Due to licensing and packaging constraints for massive C++ binaries, two core components must be installed manually for BioTarget to reach its full potential. The pipeline will gracefully fallback to mocked/surrogate data if they are missing, preventing hard crashes.

#### GNINA (Physics-Based Binding Evaluation)
For **Stage D** to execute high-accuracy CNN molecular docking, the `gnina` binary must be available in your system `$PATH`. 

**For Linux / WSL:**
```bash
wget https://github.com/gnina/gnina/releases/download/v1.0.3/gnina
chmod +x gnina
sudo mv gnina /usr/local/bin/
```
**For macOS:**
GNINA is primarily built for Linux. On macOS, you will either need to compile it from source using a Docker container, or rely on BioTarget's built-in surrogate binding scores if a native binary is not available.

#### OpenFold-3 / AlphaFold DB (Protein Structure Prediction)
For **Stage B**, the pipeline attempts to fetch validated 3D structures.
* By default, the pipeline has been upgraded to automatically pull `.pdb` files from the **AlphaFold Protein Structure Database** via their API.
* If you specifically need to fold novel variants *de novo*, you will need OpenFold-3 weights. These fall under a strict CC-BY-NC license.
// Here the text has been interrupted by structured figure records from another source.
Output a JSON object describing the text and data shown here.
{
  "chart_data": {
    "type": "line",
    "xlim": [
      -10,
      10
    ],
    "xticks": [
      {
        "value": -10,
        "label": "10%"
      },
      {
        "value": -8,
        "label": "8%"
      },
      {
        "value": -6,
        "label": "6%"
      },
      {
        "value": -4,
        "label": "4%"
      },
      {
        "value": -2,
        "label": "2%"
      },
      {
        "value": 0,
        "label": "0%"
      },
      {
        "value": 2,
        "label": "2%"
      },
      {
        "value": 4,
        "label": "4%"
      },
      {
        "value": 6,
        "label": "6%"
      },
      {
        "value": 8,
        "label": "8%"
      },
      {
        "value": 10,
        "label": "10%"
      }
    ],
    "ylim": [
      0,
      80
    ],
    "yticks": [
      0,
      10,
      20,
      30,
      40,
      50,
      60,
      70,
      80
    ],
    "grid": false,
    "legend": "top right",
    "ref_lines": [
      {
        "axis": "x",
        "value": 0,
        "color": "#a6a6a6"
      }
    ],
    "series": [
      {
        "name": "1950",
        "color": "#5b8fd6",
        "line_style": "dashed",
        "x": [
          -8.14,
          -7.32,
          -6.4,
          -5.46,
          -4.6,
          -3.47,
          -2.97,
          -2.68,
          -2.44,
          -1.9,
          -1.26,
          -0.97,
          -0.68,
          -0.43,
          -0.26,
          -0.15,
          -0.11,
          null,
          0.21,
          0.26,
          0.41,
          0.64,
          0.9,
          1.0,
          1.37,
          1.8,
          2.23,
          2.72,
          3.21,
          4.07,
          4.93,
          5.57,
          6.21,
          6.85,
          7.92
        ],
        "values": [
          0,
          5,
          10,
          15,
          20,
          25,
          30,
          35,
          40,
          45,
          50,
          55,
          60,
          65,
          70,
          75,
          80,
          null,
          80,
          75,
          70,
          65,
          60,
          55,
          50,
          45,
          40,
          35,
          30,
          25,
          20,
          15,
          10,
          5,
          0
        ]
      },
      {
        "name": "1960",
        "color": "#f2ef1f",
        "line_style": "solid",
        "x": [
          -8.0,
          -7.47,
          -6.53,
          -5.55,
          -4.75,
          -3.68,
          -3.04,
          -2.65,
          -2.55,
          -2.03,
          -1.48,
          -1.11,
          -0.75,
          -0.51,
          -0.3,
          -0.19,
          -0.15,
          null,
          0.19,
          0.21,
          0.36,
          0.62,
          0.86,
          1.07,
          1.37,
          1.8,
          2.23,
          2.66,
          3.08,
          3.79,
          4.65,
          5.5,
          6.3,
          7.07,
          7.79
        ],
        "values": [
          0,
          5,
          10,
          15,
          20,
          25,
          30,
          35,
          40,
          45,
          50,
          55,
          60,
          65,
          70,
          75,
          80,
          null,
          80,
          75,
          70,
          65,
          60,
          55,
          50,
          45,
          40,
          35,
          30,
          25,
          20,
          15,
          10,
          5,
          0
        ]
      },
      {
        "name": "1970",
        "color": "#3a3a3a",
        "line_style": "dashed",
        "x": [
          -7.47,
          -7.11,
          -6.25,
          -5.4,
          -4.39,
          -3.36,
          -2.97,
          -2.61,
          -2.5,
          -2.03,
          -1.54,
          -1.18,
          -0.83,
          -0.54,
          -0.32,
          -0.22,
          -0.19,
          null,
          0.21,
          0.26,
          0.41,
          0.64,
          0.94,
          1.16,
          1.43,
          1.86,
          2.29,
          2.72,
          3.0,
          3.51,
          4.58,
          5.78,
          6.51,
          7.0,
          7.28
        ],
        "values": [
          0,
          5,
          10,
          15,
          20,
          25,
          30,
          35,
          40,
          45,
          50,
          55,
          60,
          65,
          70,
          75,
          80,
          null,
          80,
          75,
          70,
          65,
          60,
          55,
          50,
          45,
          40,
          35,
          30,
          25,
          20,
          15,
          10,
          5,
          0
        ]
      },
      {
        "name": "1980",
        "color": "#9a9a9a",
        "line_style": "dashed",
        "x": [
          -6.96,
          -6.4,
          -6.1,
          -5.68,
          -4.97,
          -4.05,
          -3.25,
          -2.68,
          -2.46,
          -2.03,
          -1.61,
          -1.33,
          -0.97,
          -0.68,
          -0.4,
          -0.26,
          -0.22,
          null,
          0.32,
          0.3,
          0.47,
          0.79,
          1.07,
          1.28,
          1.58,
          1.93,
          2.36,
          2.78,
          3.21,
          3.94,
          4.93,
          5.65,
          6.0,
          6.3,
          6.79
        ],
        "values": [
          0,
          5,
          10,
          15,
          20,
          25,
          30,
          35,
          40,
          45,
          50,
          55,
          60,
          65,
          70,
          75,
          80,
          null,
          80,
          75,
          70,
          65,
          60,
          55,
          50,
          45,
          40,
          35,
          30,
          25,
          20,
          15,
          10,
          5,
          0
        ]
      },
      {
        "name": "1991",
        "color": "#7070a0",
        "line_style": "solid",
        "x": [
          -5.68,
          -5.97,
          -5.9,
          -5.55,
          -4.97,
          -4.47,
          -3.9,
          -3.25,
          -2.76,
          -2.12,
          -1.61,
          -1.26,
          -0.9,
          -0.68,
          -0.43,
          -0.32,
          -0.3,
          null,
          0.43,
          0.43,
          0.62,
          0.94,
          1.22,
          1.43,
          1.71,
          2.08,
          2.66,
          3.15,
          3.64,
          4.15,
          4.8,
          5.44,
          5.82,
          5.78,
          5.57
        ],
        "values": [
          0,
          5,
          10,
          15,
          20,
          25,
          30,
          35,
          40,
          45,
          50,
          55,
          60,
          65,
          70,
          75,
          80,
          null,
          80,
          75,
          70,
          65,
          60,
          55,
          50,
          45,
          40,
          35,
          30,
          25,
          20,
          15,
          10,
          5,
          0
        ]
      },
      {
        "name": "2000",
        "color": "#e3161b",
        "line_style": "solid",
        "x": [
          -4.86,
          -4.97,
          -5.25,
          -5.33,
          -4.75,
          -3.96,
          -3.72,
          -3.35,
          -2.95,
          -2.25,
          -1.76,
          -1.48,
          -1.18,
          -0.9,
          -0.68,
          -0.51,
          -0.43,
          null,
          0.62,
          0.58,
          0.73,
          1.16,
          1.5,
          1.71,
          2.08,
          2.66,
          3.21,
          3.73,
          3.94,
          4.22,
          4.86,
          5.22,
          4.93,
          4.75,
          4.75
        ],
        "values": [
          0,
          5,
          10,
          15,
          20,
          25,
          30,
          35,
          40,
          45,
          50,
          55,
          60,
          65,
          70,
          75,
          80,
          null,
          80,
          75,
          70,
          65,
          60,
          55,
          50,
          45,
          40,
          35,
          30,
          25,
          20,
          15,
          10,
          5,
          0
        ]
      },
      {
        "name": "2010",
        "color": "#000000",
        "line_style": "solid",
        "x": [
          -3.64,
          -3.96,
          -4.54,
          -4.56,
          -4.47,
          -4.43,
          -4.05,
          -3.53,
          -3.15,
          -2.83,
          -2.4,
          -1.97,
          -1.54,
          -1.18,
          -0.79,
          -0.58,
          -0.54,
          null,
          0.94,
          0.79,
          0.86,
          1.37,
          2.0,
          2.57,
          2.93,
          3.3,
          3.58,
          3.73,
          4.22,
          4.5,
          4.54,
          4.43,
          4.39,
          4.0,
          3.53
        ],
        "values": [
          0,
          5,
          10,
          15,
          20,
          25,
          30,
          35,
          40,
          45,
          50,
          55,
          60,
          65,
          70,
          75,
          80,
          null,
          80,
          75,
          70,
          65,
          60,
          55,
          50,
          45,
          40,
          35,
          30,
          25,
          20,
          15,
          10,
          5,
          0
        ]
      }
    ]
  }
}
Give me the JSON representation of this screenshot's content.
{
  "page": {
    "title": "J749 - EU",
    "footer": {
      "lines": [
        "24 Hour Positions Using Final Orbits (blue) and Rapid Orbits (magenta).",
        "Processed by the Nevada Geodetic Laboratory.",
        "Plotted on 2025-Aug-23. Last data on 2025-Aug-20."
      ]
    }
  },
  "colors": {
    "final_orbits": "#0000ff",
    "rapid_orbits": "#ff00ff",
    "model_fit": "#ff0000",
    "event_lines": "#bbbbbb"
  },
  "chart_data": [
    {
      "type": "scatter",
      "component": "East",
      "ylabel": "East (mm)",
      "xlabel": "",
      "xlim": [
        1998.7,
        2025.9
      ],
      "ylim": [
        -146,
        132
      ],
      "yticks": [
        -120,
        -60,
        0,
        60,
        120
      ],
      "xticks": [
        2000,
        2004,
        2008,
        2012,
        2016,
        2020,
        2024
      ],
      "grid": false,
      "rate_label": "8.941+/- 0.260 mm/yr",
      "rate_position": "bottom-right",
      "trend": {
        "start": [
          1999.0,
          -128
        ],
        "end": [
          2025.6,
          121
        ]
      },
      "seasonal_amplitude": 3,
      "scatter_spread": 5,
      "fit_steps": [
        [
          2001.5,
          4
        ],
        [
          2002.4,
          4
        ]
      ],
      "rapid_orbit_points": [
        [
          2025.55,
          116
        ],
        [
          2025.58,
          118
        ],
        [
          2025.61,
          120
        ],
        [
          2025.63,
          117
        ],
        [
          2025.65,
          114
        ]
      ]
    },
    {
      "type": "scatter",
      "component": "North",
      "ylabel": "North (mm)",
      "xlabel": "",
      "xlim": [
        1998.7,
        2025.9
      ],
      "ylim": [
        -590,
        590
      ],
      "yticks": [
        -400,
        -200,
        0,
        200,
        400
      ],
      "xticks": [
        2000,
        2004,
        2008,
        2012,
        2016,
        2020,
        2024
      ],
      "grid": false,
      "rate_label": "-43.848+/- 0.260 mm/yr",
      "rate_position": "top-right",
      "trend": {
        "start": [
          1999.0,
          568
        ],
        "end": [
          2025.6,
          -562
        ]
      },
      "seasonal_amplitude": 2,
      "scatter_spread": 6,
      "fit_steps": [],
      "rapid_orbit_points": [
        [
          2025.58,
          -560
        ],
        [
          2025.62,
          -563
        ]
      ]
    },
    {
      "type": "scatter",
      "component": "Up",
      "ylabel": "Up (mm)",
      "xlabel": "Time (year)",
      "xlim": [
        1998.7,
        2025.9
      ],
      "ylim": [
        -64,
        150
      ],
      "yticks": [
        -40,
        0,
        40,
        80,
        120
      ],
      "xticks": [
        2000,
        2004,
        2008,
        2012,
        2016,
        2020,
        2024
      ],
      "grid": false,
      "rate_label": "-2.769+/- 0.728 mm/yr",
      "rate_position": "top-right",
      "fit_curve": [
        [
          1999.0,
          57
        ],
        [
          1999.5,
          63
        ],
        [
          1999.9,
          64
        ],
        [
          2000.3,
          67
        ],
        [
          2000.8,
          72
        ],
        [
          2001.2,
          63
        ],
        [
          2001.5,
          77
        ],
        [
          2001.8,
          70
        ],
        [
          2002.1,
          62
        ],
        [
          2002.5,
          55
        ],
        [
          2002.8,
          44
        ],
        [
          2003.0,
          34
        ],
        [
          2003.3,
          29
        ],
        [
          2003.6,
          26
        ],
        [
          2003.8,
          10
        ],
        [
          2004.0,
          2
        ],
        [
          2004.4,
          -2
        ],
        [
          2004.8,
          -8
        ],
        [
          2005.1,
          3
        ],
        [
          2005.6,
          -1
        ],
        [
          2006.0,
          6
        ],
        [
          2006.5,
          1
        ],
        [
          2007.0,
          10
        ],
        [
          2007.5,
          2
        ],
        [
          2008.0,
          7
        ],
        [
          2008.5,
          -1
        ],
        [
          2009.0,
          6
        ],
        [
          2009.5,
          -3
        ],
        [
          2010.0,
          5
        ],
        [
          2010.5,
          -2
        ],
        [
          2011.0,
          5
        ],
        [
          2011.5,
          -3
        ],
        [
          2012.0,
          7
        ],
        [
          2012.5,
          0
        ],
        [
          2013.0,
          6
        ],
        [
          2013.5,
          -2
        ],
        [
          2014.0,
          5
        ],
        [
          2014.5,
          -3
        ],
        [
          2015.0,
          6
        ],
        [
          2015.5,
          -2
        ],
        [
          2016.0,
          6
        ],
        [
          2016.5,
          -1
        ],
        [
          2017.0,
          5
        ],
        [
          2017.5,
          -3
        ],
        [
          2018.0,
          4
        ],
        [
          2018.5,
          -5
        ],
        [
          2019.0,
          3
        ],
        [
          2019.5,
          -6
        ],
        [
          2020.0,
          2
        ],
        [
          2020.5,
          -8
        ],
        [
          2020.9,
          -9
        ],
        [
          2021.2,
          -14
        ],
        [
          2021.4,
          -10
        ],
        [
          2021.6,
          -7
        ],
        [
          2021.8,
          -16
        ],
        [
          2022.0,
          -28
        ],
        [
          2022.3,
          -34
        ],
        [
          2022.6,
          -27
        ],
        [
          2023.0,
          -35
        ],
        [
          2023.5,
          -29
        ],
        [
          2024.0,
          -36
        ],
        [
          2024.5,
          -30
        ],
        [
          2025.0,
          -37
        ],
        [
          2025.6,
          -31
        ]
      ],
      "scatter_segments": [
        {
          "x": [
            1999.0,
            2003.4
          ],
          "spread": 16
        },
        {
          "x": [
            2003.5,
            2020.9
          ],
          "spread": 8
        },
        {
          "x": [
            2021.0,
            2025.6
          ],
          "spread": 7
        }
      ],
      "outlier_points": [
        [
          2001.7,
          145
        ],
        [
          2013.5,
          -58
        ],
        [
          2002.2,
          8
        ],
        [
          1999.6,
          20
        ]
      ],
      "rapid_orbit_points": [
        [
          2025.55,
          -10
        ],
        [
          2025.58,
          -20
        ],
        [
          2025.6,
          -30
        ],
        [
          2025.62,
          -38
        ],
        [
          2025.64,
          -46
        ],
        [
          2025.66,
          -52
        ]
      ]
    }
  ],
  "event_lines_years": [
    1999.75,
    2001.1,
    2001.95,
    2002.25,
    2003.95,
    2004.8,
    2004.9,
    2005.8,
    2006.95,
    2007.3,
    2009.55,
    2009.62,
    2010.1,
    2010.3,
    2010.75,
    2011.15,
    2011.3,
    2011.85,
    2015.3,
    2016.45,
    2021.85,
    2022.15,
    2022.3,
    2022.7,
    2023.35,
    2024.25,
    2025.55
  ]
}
Request access via [AQLaboratory/OpenFold](https://github.com/aqlaboratory/openfold) and place the `.pt` files in `~/.biotarget/openfold3_weights/`.

---

## 🔬 Running the BioTarget Pipeline

The pipeline is invoked via the unified `biotarget/cli.py` orchestrator (or via the `biotarget` command if installed globally).

To execute the end-to-end pipeline for a specific disease:

```bash
python biotarget/cli.py run full \
  --disease "Alzheimer" \
  --target-model hetero-gnn \
  --structure-engine openfold3 \
  --binding-engine gnina \
  --top-targets 3 \
  --top-ligands 10
```

### Example Output
```text
[Stage A] Disease -> Protein Target Ranking
[*] Querying Open Targets & DisGeNET for 'Alzheimer'...
[*] Found 3 highly ranked targets.

[Stage B] Protein Structure Generation
[*] Using engine: openfold3
[*] Folding GBA (P04062) with OpenFold-3...

[Stage C] Generative AI: De Novo Candidate Generation
[*] Generating 3000 de novo molecular structures...
[*] Generating 3D conformers for the generative pool using 64 CPU cores...
[*] Using DrugCLIP to guide selection of the top 100 generated candidates...
[*] Successfully finalized 10x generative candidate pool (N=100).

[Stage D] Binding Evaluation (gnina) & Toxicity Filtering (DrugCLIP)
[*] Loaded Target Receptor: GBA from Stage B (/runs/structures/GBA_openfold3.pdb)
[*] Computing Toxicity penalties for 100 candidates via DrugCLIP...
[*] Executing 'gnina' structure-aware docking & CNN scoring on 100 candidates...

[Stage E] Reporting
=====================================================================================
BIOTARGET PIPELINE FINAL RESULTS FOR: 'Alzheimer'
=====================================================================================
Rank  | Final  | Gnina (pK_d) | Tox Penalty   | SMILES
-------------------------------------------------------------------------------------
#1    | 0.9944 | 9.4457 (0.99) | 0.0000 OK      | CCC1(C(C)(C)C)CCOC1=O...
#2    | 0.8108 | 8.9903 (0.91) | 0.2005 OK      | COc1ccccc1N=C(S)N(CCN1CCOCC1)Cc1ccc...
#3    | 0.7631 | 9.2345 (0.96) | 0.3852 OK      | CCOC(=O)C1CCCN(c2c(NCCCN(C)Cc3ccccc...
#4    | 0.5101 | 8.8713 (0.87) | 0.7225 ⚠️ HIGH | CCCC(N=C(S)NCC1CCCO1)C12CC3CC(CC(C3...
```

---

## 🛠 Model Extensibility (The Roadmap)

While this framework establishes the AI-driven core, it is intentionally modular to support the integration of downstream biophysics tools:
* **Generative Expansion:** Swapping the simulated candidate subset for an active autoregressive/diffusion generative model to perform closed-loop optimization.
* **MD Refinement:** Automated hand-off of the top $K$ hits to OpenMM for physical stability analysis and short MD relaxation.